How to prepare for a job interview at Hays Specialist Recruitment Limited
✨Know Your Tech Inside Out
Make sure you’re well-versed in the Big Data technologies mentioned in the job description, like Hadoop, Spark, and Apache Airflow. Brush up on your hands-on experience with these tools, as you might be asked to discuss specific projects or challenges you've faced using them.
✨Showcase Your Problem-Solving Skills
Prepare to share examples of how you've tackled complex data engineering problems, especially in financial services. Think about times when you improved job efficiency or reduced runtimes through optimisation techniques, and be ready to explain your thought process.

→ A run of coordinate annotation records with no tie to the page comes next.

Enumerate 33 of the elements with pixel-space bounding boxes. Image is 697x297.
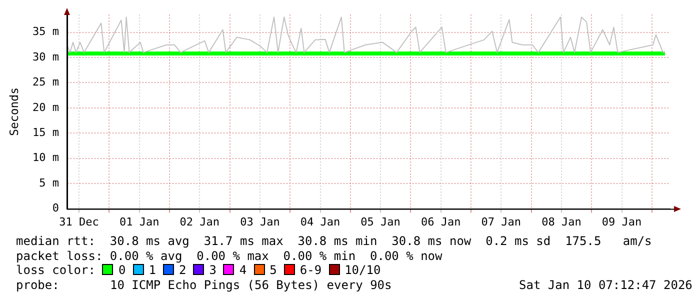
text: loss color: (16, 263, 96, 278)
y-tick-label: 10 m (32, 151, 60, 164)
text: Sat Jan 10 07:12:47 2026 (519, 278, 692, 292)
text: 2 (178, 263, 186, 278)
text: 10 ICMP Echo Pings (56 Bytes) every 90s (110, 278, 392, 292)
x-tick-label: 08 Jan (542, 215, 582, 228)
text: 3 (209, 263, 216, 278)
text: median rtt: 30.8 ms avg 31.7 ms max 30.8 ms min 30.8 ms now 0.2 ms sd 175.5 am/s (16, 234, 652, 248)
y-tick-label: 15 m (32, 126, 60, 139)
x-tick-label: 06 Jan (420, 215, 461, 228)
text: 4 (239, 263, 247, 278)
x-tick-label: 05 Jan (360, 215, 400, 228)
x-tick-label: 04 Jan (300, 215, 340, 228)
x-tick-label: 03 Jan (240, 215, 280, 228)
x-tick-label: 01 Jan (119, 215, 160, 228)
y-tick-label: 35 m (32, 25, 60, 38)
x-tick-label: 09 Jan (602, 215, 642, 228)
text: 5 (270, 263, 277, 278)
text: probe: (16, 278, 60, 292)
y-tick-label: 0 (52, 202, 59, 215)
text: 10/10 (344, 263, 381, 278)
x-tick-label: 02 Jan (180, 215, 220, 228)
y-tick-label: 20 m (32, 100, 60, 114)
x-tick-label: 31 Dec (59, 215, 99, 228)
x-tick-label: 07 Jan (481, 215, 522, 228)
y-tick-label: 25 m (32, 76, 60, 89)
text: 0 (118, 263, 126, 278)
y-tick-label: 5 m (39, 176, 60, 190)
text: 6-9 (300, 263, 322, 278)
text: 1 (148, 263, 156, 278)
y-tick-label: 30 m (32, 50, 60, 64)
text: packet loss: 0.00 % avg 0.00 % max 0.00 % min 0.00 % now (16, 248, 444, 263)
y-axis-title: Seconds (6, 87, 21, 136)
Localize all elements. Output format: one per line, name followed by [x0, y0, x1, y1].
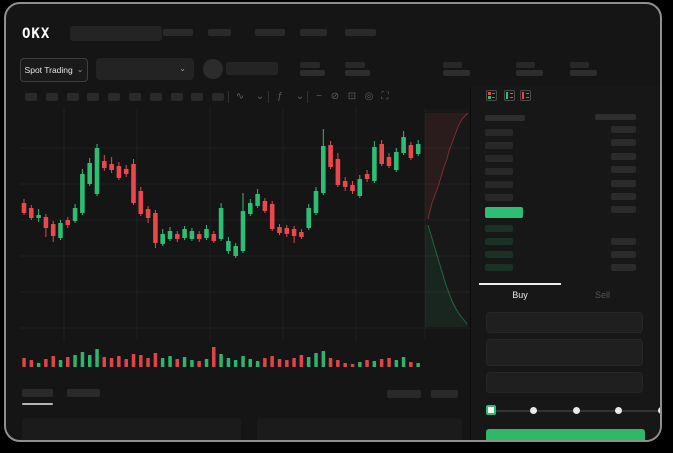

✨Understand the Business Context
Since this role is within a financial services organisation, it’s crucial to understand how data engineering impacts business insights. Familiarise yourself with the company’s strategic initiatives, particularly around metals, and be prepared to discuss how your work can contribute to their goals.
✨Ask Insightful Questions
Interviews are a two-way street, so come prepared with questions that show your interest in the role and the company. Ask about their current data platforms, challenges they face, or how they envision the future of their data strategy. This not only demonstrates your enthusiasm but also helps you gauge if the company is the right fit for you.